The construction for the plant, in which LG will hold a 50 percent stake, will begin in September, and it will commence production of rechargeable batteries for some 100,000 EVs in China at the end of 2015.

The company said the JV plant will manufacture battery cells, modules and packs of cells for global automakers operating in the world’s second-largest economy, which is expected to become the world’s largest EV manufacturing country.

LG Chem noted that it chose Nanjing as its third EV battery manufacturing base as it has experience doing business in the region, having operated a plant there that produces rechargeable batteries for mobile devices.

The Korean company has a factory in Cheongju, North Chungcheong Province, with an annual production capacity of 200,000 EV batteries mostly for Korean and European customers.

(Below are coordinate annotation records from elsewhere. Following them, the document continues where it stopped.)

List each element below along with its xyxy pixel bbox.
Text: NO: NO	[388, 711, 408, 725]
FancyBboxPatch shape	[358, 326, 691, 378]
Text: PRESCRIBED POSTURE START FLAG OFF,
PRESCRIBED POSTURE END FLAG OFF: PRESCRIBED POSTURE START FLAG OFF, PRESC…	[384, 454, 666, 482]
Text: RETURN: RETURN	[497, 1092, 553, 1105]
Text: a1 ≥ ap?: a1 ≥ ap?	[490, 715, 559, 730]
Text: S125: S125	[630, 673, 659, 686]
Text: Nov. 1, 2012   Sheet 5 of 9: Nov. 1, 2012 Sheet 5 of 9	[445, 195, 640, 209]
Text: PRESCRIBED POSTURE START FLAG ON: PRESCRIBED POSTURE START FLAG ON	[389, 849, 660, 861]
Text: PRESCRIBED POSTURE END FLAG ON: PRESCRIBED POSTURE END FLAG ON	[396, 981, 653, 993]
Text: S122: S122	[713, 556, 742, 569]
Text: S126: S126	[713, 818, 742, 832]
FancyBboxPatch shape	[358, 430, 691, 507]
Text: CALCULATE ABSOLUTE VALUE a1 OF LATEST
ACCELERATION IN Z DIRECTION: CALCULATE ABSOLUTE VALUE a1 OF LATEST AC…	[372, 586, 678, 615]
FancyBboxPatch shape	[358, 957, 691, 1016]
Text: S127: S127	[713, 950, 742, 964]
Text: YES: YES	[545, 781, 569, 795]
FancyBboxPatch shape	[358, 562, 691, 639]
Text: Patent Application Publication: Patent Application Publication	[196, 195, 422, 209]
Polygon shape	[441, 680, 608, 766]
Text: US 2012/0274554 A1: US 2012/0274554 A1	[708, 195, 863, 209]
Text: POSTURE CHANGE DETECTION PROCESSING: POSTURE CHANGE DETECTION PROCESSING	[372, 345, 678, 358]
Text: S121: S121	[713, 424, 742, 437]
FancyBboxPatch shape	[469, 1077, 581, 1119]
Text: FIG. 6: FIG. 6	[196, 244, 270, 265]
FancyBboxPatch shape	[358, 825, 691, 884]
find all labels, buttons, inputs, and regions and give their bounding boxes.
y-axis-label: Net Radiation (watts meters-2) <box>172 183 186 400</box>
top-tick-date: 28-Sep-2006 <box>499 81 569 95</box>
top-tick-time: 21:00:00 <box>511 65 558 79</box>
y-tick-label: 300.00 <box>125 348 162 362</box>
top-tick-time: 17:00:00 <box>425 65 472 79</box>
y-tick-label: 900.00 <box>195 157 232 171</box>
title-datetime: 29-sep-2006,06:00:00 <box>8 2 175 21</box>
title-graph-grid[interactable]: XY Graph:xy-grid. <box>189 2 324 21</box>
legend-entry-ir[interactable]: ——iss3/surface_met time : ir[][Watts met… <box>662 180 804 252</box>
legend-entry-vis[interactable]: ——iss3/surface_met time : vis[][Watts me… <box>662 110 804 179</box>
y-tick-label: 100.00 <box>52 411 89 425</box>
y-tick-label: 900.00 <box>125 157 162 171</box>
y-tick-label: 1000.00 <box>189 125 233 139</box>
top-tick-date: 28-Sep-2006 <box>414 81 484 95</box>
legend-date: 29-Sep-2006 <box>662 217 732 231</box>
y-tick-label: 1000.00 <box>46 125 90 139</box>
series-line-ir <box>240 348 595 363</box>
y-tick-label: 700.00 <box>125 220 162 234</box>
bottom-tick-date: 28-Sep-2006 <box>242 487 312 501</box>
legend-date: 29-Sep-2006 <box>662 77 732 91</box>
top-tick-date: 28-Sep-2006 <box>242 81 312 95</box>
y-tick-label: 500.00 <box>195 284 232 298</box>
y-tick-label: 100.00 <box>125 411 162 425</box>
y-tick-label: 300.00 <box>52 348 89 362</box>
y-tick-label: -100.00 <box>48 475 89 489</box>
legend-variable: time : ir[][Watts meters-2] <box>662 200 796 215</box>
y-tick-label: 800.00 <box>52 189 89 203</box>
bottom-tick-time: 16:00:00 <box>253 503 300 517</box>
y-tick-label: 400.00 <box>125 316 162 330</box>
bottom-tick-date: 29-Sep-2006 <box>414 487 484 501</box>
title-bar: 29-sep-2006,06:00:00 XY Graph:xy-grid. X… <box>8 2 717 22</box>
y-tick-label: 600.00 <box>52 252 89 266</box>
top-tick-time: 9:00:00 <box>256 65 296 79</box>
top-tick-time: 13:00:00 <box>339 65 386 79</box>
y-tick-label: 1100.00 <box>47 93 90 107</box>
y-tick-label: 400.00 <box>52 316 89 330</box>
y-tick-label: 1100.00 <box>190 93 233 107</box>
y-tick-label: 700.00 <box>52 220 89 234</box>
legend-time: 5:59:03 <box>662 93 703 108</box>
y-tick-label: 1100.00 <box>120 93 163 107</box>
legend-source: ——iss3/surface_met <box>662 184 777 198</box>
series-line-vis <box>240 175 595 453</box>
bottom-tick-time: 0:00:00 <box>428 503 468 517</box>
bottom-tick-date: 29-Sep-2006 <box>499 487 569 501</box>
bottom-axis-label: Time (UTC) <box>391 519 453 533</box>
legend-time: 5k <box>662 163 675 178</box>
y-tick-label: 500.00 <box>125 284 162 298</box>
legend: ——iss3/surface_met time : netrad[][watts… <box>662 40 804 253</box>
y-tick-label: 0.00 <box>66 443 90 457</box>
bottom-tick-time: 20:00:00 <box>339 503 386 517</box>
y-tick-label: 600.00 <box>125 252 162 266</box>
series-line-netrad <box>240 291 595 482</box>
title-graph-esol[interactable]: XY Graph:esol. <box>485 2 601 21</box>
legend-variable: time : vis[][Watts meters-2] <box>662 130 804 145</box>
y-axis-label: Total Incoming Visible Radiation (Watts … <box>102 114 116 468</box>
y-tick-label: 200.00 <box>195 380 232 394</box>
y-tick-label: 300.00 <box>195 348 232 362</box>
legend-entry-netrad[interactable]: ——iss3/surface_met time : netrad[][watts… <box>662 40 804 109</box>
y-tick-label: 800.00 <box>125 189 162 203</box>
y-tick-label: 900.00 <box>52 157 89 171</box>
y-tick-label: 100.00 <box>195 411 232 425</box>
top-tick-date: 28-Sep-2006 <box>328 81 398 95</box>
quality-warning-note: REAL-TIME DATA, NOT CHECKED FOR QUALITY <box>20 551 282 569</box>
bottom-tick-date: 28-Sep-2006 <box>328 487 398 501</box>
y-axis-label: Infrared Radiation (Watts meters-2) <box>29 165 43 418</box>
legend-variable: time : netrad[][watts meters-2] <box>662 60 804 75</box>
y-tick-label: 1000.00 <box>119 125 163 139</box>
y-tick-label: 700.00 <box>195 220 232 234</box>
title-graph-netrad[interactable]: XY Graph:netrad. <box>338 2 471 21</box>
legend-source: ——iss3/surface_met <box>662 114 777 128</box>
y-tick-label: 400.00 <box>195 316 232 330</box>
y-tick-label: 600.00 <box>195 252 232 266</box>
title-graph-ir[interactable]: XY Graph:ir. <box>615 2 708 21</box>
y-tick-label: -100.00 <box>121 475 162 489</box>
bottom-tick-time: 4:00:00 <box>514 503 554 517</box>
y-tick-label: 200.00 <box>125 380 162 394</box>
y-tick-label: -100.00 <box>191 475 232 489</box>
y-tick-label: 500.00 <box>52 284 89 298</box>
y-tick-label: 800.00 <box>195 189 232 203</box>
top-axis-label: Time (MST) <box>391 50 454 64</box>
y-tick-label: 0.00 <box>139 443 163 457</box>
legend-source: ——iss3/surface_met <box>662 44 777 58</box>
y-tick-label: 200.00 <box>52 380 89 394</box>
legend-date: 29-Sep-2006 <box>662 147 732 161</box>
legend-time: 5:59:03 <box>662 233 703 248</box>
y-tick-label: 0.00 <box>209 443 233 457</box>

In Holland, Michigan, the company produces between 20,000 and 100,000 units for North American automakers.

Also, a number of its affiliates such as LG Electronics and LG Display have a presence in Nanjing with which LG has “friendly relations,” the company said in a press statement.

LG Chem also has secured orders to produce tens of thousands of batteries for Chinese hybrid EV makers such as Qoros and SAIC Motor.

“We aim to become No. 1 globally in 2016 when the EV market is set to take off,” said Kwon Young-soo, president of LG Chem’s battery business, in a statement.

LG Chem’s Nanjing plant seeks to achieve 1 trillion won ($990 million) in sales by 2020, by which time the global EV battery market is expected to grow more than fivefold to reach $18.2 billion, according to market researcher B3.